24. The intervertebral spacer of claim 23, wherein the at least one bone screw comprises a plurality of bone screws configured to flare outwardly when extending through the respective first and second expandable support members.

25. The intervertebral spacer of claim 23, wherein the at least one bone screw has an unthreaded portion configured to extend through the expandable support member to allow the at least one bone screw to rotate relative to the first expandable support member.

26. The interspinous spacer of claim 23, wherein the at least one bone screw has a screw head facing a transverse plane of the interspinous spacer.

27. The intervertebral spacer of claim 23, wherein the first bone screw opening is a through-hole extending from a proximal face of the first expandable support member to a bone contacting surface of the first expandable support member.

28. The interspinous spacer of claim 23, wherein the at least one bone screw is configured to be driven into one of the first and second vertebral bodies when the position of the interspinous spacer is at an interspinous space between the first and second vertebral bodies.

29. The intervertebral spacer of claim 23, wherein each of the first and second expandable support members has an upper bone contact surface and a lower bone contact surface, wherein the at least one bone screw comprises a plurality of bone screws, each bone screw configured to extend through a respective one of the bone contact surfaces.

30. The interspinous spacer of claim 23, further comprising a locking screw configured to couple to the at least one expansion assembly to prevent contraction of the interspinous spacer.

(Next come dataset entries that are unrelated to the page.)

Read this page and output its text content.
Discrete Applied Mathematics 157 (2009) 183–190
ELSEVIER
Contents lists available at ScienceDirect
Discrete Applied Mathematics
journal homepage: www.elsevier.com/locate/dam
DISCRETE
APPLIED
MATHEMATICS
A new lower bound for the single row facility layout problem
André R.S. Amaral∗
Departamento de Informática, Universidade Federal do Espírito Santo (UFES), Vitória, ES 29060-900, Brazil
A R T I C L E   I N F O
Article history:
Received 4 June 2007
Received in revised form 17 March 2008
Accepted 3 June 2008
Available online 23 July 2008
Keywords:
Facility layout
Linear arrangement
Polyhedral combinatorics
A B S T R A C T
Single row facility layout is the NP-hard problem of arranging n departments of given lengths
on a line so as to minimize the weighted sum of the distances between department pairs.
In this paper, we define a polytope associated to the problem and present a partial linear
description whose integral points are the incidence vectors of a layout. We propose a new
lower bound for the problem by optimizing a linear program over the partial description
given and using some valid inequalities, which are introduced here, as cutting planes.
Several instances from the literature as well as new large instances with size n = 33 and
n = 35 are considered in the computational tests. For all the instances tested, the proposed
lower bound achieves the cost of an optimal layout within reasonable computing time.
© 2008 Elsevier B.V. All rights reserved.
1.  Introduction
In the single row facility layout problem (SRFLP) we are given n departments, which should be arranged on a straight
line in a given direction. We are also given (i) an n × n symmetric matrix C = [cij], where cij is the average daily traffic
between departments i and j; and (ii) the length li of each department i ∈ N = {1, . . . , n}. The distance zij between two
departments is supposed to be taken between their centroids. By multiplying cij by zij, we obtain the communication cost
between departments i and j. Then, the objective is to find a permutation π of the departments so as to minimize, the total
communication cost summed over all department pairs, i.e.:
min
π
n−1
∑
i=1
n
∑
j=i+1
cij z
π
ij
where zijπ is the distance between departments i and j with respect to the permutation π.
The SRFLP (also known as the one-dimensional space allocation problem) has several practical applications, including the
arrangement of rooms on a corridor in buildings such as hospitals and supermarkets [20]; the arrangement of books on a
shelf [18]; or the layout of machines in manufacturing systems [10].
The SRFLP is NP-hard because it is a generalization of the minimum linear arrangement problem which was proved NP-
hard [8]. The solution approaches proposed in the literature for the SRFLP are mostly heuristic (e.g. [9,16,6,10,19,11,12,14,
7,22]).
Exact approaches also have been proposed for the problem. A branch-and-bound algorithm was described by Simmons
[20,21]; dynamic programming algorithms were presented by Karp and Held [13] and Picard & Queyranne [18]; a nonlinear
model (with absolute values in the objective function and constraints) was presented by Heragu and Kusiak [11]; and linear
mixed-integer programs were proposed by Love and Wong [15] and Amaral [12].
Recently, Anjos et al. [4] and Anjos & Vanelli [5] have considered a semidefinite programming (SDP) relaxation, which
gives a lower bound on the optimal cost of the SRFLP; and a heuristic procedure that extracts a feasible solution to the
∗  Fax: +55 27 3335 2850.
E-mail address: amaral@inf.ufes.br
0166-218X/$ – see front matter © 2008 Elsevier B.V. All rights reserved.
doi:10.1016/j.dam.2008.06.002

31. The intervertebral spacer of claim 23, wherein the bone screw defines an angle with a transverse plane of the intervertebral spacer in the range of 20 degrees to 70 degrees when the bone screw is placed in the first bone screw opening.

32. The intervertebral spacer of claim 23, wherein the first expandable support member comprises an upper body and a lower body, the upper body having an upper receiving feature configured to pivotally retain the first expander and a lower receiving feature configured to pivotally retain the first expander.

33. The interspinous spacer of claim 23, wherein the at least one expansion assembly is connected to opposite end portions of the first and second expandable support members when expansion of the interspinous spacer is complete.

34. A method for implanting an intervertebral spacer between a first vertebral body and a second vertebral body of a patient's spine, the method comprising:

Inserting a spacer between the first and second vertebral bodies, the spacer comprising a first expandable support member and a second expandable support member; and

applying a force to the spacer to laterally expand the intervertebral spacer, thereby multidirectional expanding the first expandable support member and the second expandable support member; and

at least one anchoring element is inserted into one of the first and second vertebral bodies through a portion of the multi-directionally expanded intervertebral spacer, thereby anchoring the multi-directional intervertebral spacer to the patient's spine.

35. The method of claim 34, wherein the at least one anchoring element comprises a plurality of bone screws.

36. The method of claim 34, wherein the at least one anchor element comprises a curved elongated body and a barbed piercing tip.

37. The method of claim 34, wherein the at least one anchor element comprises a plurality of bone screws in an expanded configuration.

38. The method of claim 34, wherein the at least one anchoring element comprises a plurality of bone screws, each bone screw configured to be independently implanted in the spine of the patient.

39. The method of claim 34, wherein the force is an axial force applied in a direction substantially along a longitudinal axis of the spacer and is sufficient to laterally expand the spacer along a first direction and then vertically expand along a second direction, wherein the second direction is different from the first direction.